Patois, things Jamaican and the big picture

Recently, I applied for a consulting position with a DC contractor bidding for a competitive US government grant and needing 48 professionals in support of the application. The requirements included: (1) applicants must have lived in the United States for the past five years, (2) have at least a bachelor’s degree, (3) be based in either Washington, DC, or South Florida, and (4) must speak and understand Jamaican patois.

Yes! The contractor was looking for professionals to work on complex projects, translating Jamaican patois into English and vice versa, and helping American professionals understand the language. I googled the company and found them in Rosslyn,Virginia, just across the Potomac River from Washington, DC. It was completely legitimate.

Thrilled by project and prospects, I applied and began recruiting as many friends and colleagues as possible to help the company meet their June 6 deadline.

I was particularly excited about my daughter’s prospects. A recent graduate of the University of Maryland, she was looking at a $25-an-hour job with her liberal arts degree – a boon in a depressed economy.

The process included a half-an-hour-long oral interview and five essays with prompts in patois, to which applicants had to respond in patois.

My daughter took her tests first. Her face mirrored distress at the end. “I will never live it down, if I miss out on a good job just because I don’t know patois,” she said.

The experience was both revealing and traumatic. At the superficial level, we realised that she did not know patois as well as either of us thought, and she could not apply her mastery of English to help her take a test in patois.

It was traumatic in a more fundamental way. Although we live in the United States and operate fully and competently in all kinds of contexts, our Jamaican identity is and always will be fundamental to who we are. At the core of that identity is patois – the language of Bob Marley, Louise Bennett, Buju Banton, Usain Bolt, Yohan Blake, grandma and grandpa; the language of struggle and the Jamaican creative spirit; the language that gives texture to our forefathers’ will to survive oppression and captivity.

If she did not understand patois as well as she thought, did that also mean she was not as Jamaican as she thinks, and if she is not Jamaican, what is she? I took my test later. Several times, the interviewer prompted me to “talk patois – talk it like yu deh a yaad”.

I thought I was doing exactly that. I soon realised that it took some effort to slip into the informality of patois in conversation with a complete stranger, even if that person was clearly a fellow Jamaican.

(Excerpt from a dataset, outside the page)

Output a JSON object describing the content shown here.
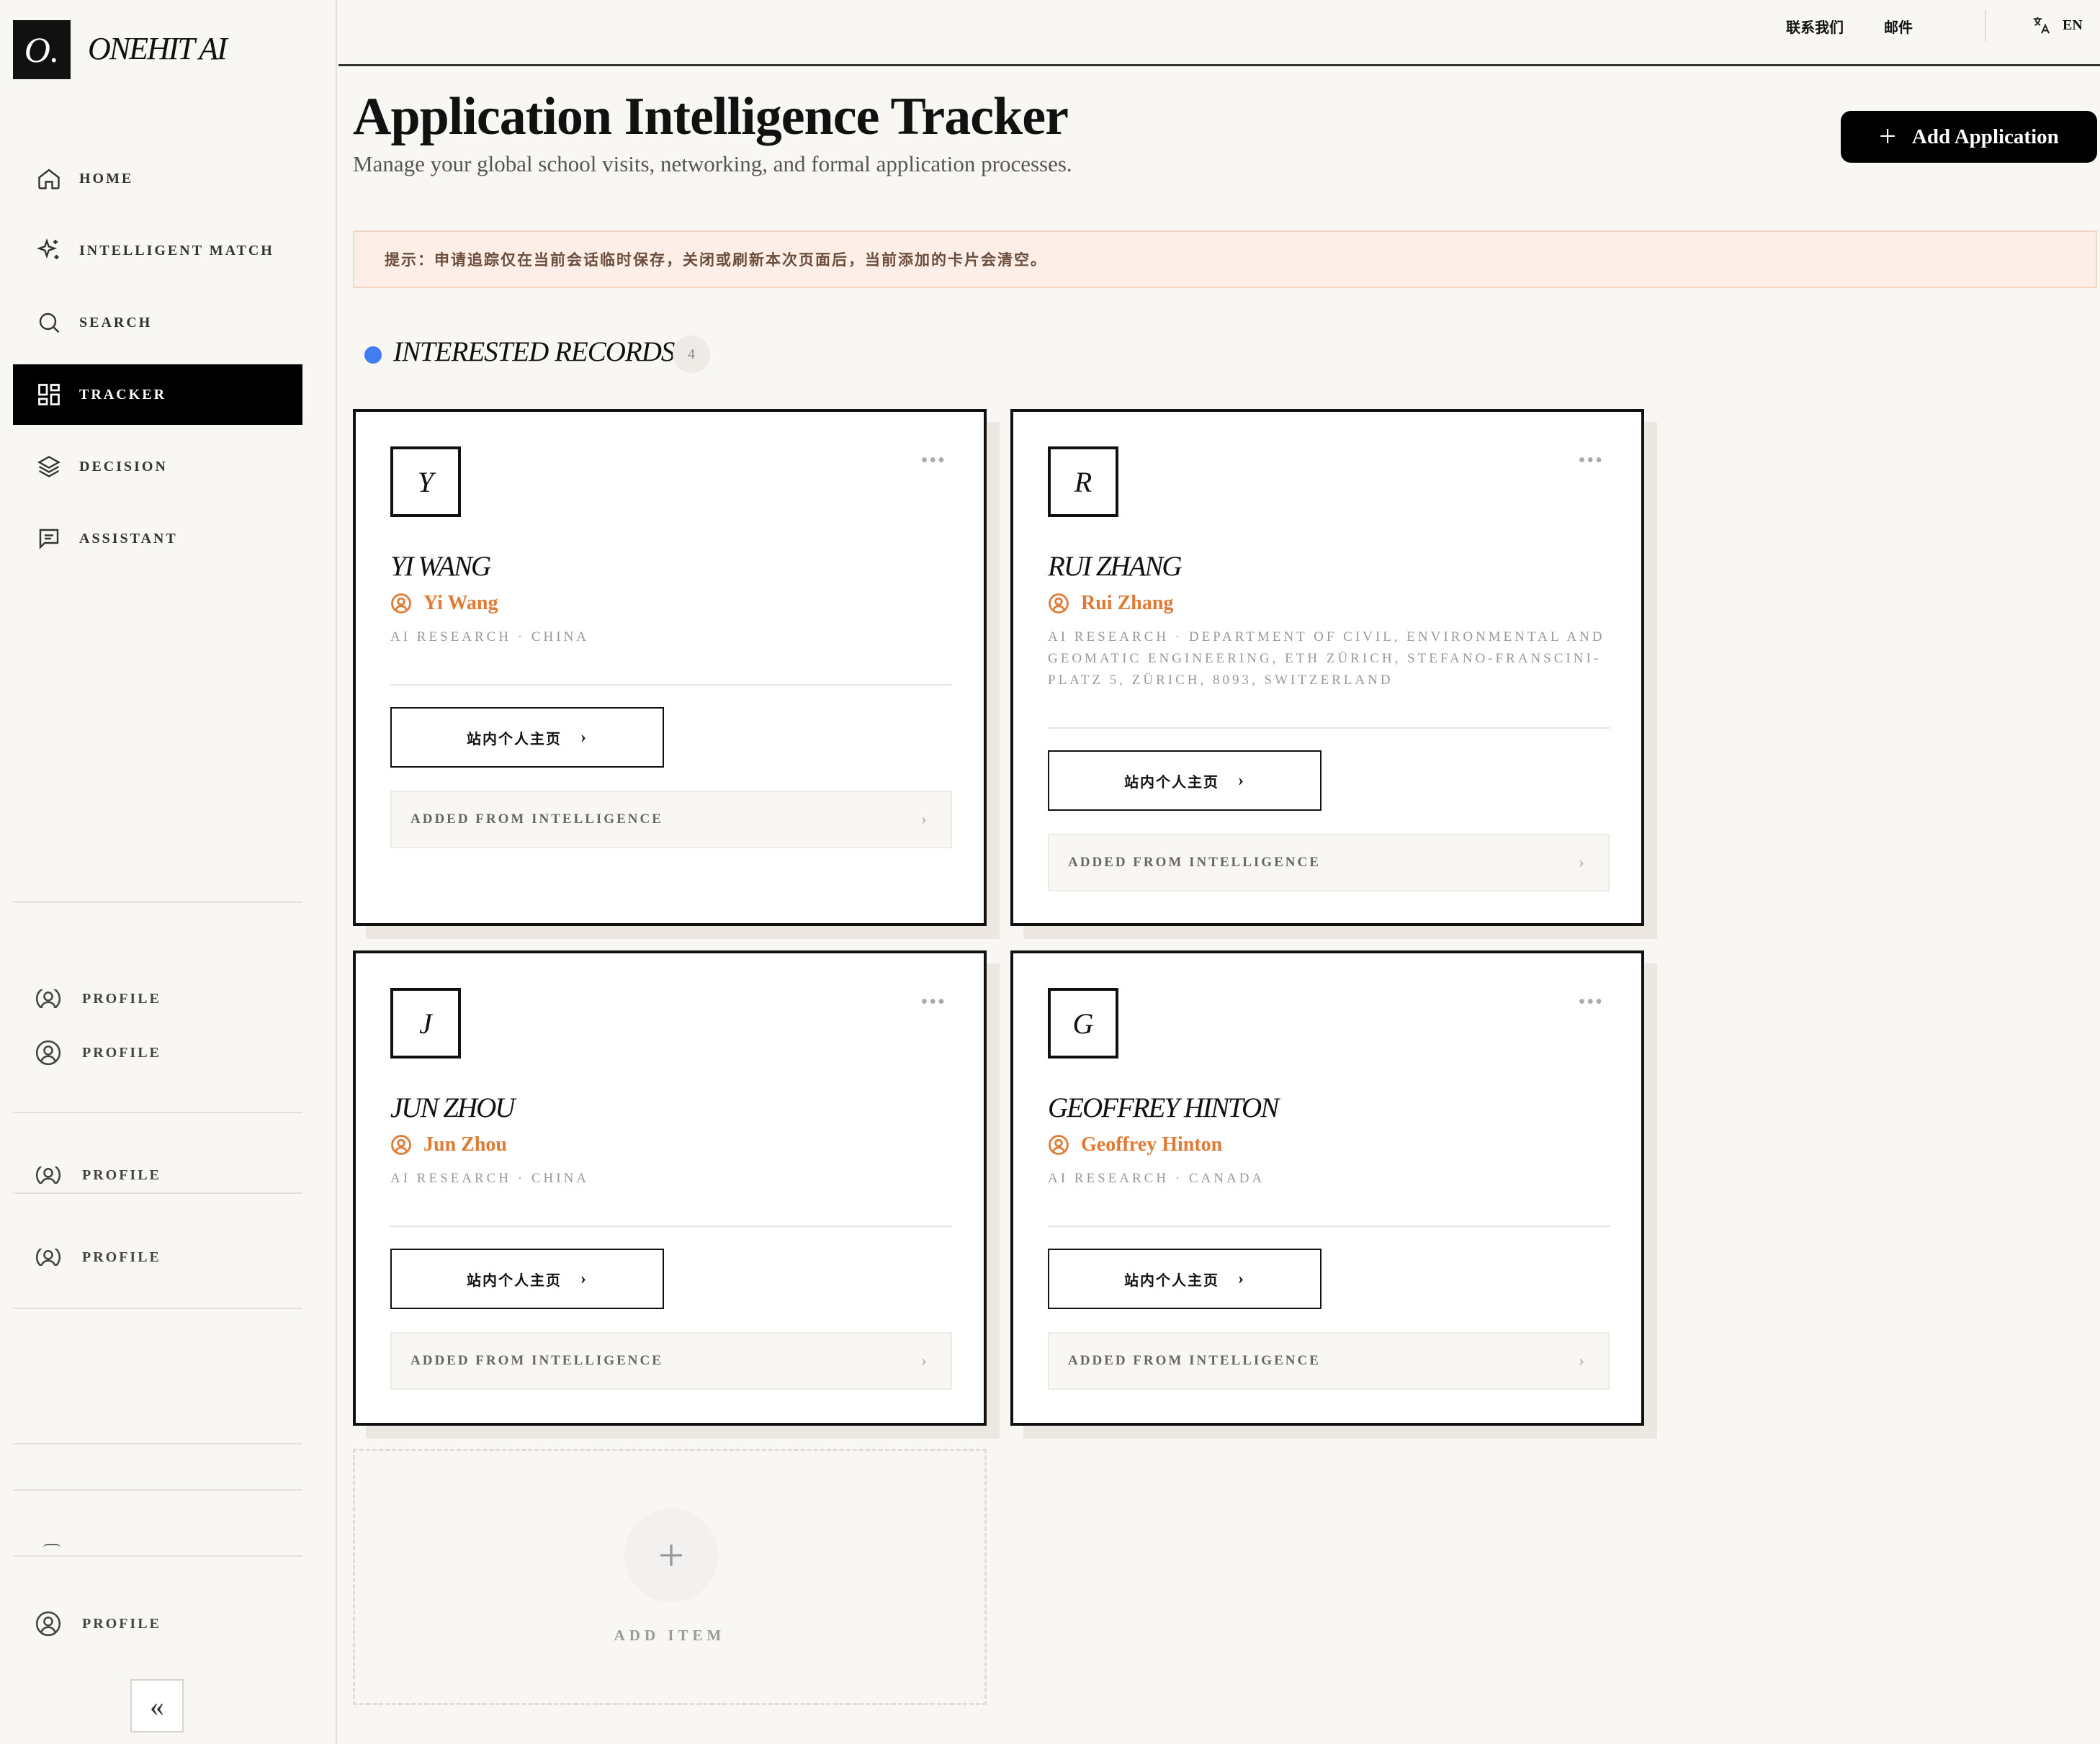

Prompted by the realisation that this was a serious test of my competence as a native speaker and of my identity as a Jamaican, I relaxed and gave her the language I spoke on the playground at recess.

Last week, the contractor informed me that another company got the grant. I did not ask who, but I know that somewhere here, this project is getting under way.

The lesson from this experience is the realisation that people in high places are taking patois seriously as a tool of communication that native English speakers may not necessarily understand. This is especially significant because of our country’s negative transnational issues on the one hand, and its positive cultural influences on the other.

The science has long supported the fact that patois is its own language. The ignorant remain in denial.

Nationally, the issue needs urgent resolution at the policy level. At the core of that resolution must be: (1) respect for patois as a beautiful part of who we are and fundamental to our identity as Jamaicans; (2) the recognition that patois is its own language; it is not bad English; (3) acceptance that most Jamaicans are bilingual; patois is not something to be ashamed of; and (4) provisions to teach English as a second language to those for whom mastery is problematic.

In other words, a Jamaican child whose mother tongue is patois ought not to be anymore embarrassed by his or her inability to speak English than they should be about an inability to speak Spanish or French.

It is an irony that even as we celebrate Jamaica’s influence on the world, too many are unable to see either the linguistic or socio-cultural validity of our language. Worldwide, people are influenced by things Jamaican – those things so quintessentially embodied in the likes of Usain Bolt – talent, spunk, swagger, authenticity, joie de vivre.

How is it that still we fail to see our language as a part of that mix? If the world is doing “The Bolt”, why is it so inconceivable that the world may also want to speak his language?

Wasn’t our Olympians’ performance in London confirmation enough that the world is flat?

About the Author
Dr Grace Virtue is a public affairs specialist and independent scholar based in Washington, DC.